Although "black box" models such as Artificial Neural Networks, Support Vector Machines, and Ensemble Approaches continue to show superior performance in many disciplines, their adoption in the sensitive disciplines (e.g., finance, healthcare) is questionable due to the lack of interpretability and explainability of the model. In fact, future adoption of "black box" models is difficult because of the recent rule of "right of explanation" by the European Union where a user can ask for an explanation behind an algorithmic decision, and the newly proposed bill by the US government, the "Algorithmic Accountability Act", which would require companies to assess their machine learning systems for bias and discrimination and take corrective measures. Top Bankruptcy Prediction Models are A.I.-based and are in need of better explainability -the extent to which the internal working mechanisms of an AI system can be explained in human terms. Although explainable artificial intelligence is an emerging field of research, infusing domain knowledge for better explainability might be a possible solution. In this work, we demonstrate a way to collect and infuse domain knowledge into a "black box" model for bankruptcy prediction. Our understanding from the experiments reveals that infused domain knowledge makes the output from the black box model more interpretable and explainable.

Sheikh Rabiul Islam, William Eberle, Sheikh Khaled Ghafoor

Predicting potential credit default accounts in advance is challenging. Traditional statistical techniques typically cannot handle large amounts of data and the dynamic nature of fraud and humans. To tackle this problem, recent research has focused on artificial and computational intelligence based approaches. In this work, we present and validate a heuristic approach to mine potential default accounts in advance where a risk probability is precomputed from all previous data and the risk probability for recent transactions are computed as soon they happen. Beside our heuristic approach, we also apply a recently proposed machine learning approach that has not been applied previously on our targeted dataset [15]. As a result, we find that these applied approaches outperform existing state-of-the-art approaches.
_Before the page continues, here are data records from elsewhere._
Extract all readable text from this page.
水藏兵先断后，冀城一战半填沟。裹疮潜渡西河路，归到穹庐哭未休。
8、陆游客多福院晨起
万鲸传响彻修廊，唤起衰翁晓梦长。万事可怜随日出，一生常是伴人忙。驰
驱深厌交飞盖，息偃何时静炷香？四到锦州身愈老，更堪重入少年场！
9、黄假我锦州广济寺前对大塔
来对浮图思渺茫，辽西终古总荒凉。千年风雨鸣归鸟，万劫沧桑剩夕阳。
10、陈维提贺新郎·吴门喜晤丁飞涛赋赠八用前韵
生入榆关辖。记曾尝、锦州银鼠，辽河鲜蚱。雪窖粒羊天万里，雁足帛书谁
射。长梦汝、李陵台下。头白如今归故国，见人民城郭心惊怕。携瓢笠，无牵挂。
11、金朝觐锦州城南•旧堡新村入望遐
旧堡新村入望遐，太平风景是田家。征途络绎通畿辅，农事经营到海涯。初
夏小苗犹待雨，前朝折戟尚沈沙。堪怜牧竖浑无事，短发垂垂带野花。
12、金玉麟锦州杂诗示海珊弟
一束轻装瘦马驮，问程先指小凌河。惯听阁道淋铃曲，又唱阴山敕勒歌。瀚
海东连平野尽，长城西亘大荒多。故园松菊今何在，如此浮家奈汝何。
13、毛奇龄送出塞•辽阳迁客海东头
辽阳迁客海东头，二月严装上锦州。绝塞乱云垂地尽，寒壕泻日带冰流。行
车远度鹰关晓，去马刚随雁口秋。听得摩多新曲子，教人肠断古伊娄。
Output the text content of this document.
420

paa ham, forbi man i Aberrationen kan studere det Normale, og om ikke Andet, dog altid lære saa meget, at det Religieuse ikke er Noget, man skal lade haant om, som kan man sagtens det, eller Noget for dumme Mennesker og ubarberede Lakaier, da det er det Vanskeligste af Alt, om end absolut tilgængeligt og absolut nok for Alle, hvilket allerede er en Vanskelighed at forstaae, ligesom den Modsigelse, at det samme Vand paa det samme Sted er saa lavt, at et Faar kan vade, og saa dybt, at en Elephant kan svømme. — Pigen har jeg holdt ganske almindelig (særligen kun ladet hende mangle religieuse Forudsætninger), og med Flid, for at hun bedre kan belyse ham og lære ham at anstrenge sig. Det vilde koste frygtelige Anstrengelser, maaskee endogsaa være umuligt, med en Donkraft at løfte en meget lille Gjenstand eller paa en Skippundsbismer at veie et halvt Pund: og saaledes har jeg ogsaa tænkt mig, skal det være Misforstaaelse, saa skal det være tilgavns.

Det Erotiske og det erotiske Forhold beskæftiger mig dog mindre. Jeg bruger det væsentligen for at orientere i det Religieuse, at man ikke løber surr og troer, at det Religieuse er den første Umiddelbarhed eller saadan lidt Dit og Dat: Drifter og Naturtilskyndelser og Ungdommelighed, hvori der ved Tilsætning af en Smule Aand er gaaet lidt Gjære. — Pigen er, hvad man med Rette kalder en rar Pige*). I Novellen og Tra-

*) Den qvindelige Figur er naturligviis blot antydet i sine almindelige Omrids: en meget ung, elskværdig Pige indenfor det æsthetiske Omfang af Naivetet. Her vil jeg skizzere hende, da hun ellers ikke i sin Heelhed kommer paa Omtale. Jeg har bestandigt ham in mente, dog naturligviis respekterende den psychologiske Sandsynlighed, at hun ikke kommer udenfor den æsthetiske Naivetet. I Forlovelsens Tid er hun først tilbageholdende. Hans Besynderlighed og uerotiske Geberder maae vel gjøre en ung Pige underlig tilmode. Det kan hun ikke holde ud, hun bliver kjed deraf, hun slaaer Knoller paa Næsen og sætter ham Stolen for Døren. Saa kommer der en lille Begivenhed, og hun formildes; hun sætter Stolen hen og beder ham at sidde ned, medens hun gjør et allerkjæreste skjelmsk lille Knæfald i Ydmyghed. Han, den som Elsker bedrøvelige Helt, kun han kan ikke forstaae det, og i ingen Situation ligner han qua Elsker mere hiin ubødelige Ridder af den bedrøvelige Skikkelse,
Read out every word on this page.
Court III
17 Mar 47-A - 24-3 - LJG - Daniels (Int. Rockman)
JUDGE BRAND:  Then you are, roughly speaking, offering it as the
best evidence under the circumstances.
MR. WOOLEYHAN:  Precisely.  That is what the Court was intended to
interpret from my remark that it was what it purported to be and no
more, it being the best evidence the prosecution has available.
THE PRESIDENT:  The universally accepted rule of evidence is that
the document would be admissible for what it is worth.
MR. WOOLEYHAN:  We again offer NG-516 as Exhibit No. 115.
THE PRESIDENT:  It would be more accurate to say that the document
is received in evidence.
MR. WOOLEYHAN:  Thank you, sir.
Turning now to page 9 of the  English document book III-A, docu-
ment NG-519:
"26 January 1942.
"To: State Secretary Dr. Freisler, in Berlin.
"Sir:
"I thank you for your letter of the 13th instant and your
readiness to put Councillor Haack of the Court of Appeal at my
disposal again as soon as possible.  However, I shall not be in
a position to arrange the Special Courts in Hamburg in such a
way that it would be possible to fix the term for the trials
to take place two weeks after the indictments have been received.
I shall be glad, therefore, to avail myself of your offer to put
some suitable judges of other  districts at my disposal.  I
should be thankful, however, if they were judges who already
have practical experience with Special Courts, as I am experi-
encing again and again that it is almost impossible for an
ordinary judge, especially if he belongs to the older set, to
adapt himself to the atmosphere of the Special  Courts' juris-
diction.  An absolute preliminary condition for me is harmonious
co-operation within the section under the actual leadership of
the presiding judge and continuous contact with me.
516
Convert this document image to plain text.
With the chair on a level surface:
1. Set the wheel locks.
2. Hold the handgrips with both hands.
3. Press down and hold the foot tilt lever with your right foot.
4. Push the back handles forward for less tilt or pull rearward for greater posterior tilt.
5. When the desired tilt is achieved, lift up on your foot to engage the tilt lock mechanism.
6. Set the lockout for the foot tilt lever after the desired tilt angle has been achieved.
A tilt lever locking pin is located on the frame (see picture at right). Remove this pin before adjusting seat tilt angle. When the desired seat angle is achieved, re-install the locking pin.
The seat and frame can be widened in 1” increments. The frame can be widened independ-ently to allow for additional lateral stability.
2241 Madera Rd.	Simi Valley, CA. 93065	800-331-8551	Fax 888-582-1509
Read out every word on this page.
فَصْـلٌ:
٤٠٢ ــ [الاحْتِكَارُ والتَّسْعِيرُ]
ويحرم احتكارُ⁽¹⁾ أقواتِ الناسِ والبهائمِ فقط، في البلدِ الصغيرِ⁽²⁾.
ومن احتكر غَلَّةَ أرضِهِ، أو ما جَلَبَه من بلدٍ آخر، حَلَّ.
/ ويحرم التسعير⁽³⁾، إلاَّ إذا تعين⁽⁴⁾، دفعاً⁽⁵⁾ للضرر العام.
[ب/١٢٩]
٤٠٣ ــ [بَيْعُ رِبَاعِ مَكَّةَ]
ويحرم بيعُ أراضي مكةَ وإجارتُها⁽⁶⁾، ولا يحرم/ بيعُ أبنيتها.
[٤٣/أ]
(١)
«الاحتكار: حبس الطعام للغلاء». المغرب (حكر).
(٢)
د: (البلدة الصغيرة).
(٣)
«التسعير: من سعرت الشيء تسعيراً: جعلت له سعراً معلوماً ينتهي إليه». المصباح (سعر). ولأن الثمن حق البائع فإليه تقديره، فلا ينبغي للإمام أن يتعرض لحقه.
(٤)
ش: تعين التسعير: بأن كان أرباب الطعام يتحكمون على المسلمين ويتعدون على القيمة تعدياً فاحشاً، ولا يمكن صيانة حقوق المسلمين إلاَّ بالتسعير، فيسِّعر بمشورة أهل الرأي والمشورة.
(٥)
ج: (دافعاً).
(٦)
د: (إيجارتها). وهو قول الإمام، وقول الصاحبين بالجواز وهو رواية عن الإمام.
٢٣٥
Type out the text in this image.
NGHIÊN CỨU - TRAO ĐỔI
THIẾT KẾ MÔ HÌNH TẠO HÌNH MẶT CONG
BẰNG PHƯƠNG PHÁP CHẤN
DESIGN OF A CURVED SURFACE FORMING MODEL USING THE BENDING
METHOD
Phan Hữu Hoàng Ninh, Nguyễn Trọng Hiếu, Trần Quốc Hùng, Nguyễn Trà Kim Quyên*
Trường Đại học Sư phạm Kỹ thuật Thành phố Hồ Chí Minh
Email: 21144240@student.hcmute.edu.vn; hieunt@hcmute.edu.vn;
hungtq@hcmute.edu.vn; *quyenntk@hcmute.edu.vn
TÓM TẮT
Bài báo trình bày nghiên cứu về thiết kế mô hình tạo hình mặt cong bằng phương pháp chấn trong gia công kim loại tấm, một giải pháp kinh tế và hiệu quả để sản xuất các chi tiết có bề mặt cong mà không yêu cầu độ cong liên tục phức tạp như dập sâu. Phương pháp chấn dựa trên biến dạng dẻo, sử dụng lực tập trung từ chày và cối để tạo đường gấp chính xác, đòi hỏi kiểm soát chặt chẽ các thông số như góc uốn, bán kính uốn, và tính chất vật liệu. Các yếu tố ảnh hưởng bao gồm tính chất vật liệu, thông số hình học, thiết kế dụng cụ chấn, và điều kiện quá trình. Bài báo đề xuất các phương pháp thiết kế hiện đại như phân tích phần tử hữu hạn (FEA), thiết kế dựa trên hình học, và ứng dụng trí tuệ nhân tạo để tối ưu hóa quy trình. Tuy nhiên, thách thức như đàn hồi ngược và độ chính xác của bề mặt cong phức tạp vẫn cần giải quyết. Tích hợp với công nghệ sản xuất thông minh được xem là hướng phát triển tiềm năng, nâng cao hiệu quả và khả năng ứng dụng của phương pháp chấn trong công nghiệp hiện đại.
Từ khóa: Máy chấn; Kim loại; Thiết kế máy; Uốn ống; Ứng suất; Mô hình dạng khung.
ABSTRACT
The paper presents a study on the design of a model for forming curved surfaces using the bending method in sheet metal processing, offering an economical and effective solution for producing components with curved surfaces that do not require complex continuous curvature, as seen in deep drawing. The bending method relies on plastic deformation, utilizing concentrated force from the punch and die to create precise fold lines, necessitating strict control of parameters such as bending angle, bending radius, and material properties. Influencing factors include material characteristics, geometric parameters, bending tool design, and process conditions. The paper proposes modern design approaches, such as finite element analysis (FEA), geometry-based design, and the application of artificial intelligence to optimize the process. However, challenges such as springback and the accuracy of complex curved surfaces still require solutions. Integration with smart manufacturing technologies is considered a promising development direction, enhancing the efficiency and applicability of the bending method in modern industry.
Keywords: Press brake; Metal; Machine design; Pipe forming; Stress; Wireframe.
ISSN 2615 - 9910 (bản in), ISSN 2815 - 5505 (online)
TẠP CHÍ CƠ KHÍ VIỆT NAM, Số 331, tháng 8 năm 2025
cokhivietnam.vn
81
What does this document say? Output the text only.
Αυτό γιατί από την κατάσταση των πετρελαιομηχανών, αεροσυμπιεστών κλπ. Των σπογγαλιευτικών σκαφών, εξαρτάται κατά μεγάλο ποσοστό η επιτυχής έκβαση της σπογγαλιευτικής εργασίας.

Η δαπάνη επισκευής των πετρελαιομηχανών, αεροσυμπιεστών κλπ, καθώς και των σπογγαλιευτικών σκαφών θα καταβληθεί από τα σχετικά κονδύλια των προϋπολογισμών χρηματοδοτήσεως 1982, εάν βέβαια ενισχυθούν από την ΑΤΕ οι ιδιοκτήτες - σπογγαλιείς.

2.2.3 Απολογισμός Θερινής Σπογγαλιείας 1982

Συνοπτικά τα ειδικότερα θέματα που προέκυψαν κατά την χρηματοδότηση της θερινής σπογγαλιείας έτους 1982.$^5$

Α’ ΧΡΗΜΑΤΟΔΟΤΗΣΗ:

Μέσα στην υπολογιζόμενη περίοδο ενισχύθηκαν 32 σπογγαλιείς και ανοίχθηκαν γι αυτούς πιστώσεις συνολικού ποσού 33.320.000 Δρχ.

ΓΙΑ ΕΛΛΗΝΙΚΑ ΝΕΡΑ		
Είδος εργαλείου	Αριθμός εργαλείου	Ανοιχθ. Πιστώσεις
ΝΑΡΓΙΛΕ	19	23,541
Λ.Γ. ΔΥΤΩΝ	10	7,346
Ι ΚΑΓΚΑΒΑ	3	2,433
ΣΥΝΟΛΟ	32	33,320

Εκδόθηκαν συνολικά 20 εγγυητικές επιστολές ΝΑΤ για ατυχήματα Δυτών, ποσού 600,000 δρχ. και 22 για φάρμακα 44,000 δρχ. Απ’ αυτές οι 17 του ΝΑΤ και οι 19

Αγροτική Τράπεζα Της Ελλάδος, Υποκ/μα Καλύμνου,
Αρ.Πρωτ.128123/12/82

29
Sheikh Rabiul Islam, Sheikh Khaled Ghafoor, William Eberle

Illegal insider trading of stocks is based on releasing non-public information (e.g., new product launch, quarterly financial report, acquisition or merger plan) before the information is made public. Detecting illegal insider trading is difficult due to the complex, nonlinear, and non-stationary nature of the stock market. In this work, we present an approach that detects and predicts illegal insider trading proactively from large heterogeneous sources of structured and unstructured data using a deep-learning based approach combined with discrete signal processing on the time series data. In addition, we use a tree-based approach that visualizes events and actions to aid analysts in their understanding of large amounts of unstructured data. Using existing data, we have discovered that our approach has a good success rate in detecting illegal insider trading patterns.